From pressure to persecution
The Church has been operating in the country since the early 1950s and seeking registration since 2002. Musselman says, “There is this fear that evangelical Christians there they retreated are now siding with the West and the CIA. They’re ‘trying to bring down the government,’ which is very oppressive, led by President Isaias Afwerki.”
Continuing in that school of thought, the government essentially outlawed any religious practice not associated with Roman Catholicism, Eritrean Orthodoxy, Evangelical Lutheran denominations, or Sunni Islam.
“Then what happened as a result of the churches, the evangelical (Protestant) churches being closed down, believers then started to meet in their homes,” Musselman explains. “The government got wise to that, and then went around arresting these Eritrean believers and putting them in prison, shipping containers. Thousands were imprisoned; many tried to escape; some died trying to escape.”
From mindset to movement
While Christians have some freedom in Eritrea, at the same time, the government seems to view Evangelical Protestants with suspicion. Is that same suspicion cast over Somalis? Musselman offers this thought: “Most people from Somalia are Muslim. And then you’ve got groups, you know, that are very Islamic in terms of how they operate. And so there’s that tension there. So you know, closing down the refugee camps is sad. But on the other hand, it doesn’t surprise me because of the kind of government that they have there, again, as I say, very oppressive.”

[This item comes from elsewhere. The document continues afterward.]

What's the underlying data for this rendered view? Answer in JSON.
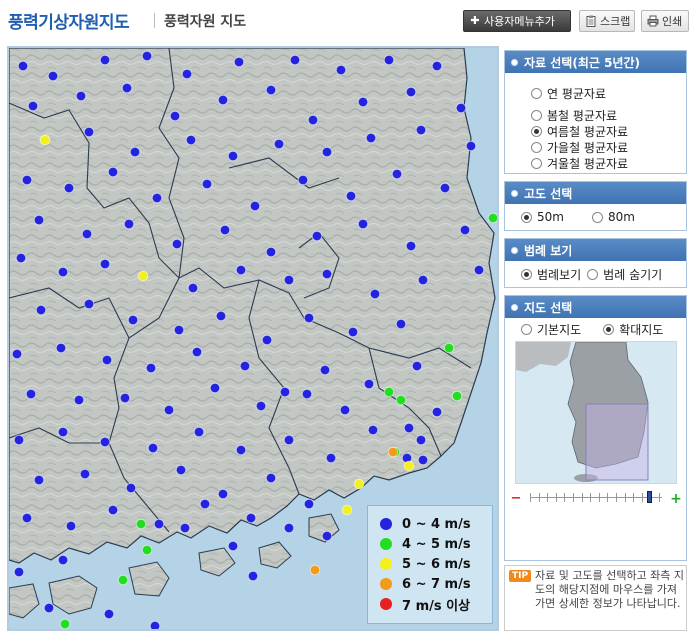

Asmara has yet to respond to the UNCHR’s appeal on behalf of the refugees. However, the government’s approach is all too familiar to the Christians driven underground. “This is really nothing new in terms of going around and confiscating property,” explains Musselman. “(In) the second largest city in Eritrea, they were going around and taking possessions from these evangelicals. Even pregnant women and children were arrested.”
From despair to prayer
VOM-Canada comes alongside the Persecuted Church, but in cases like Eritrea, talking about what they do in the country can cause more harm than good. “If we draw too much attention to some of the work we’re doing, it could put others in danger, which has led to arrest for believers or people that trying to bring those funds (which) have been confiscated. Those that are Americans, Canadians, or others, going into these countries can be arrested, and usually, kicked out of the country.”
To that end, Musselman encourages believers to pray for Eritrea’s Christians. Many face similar challenges to the Somali refugees. Do they try to stay in Eritrea, or is it simply better to leave?
He concludes with this thought. Hebrews 13:3 says in part, ‘Remember those in prison.’ It’s not a suggestion, and it’s not a passive sentence, he explains. “Remember them in a way that they would be strong, they would continue not to back away in sharing the Gospel, but they’d have wisdom on how to do that. And you (pray) that the Lord would protect them and their families.”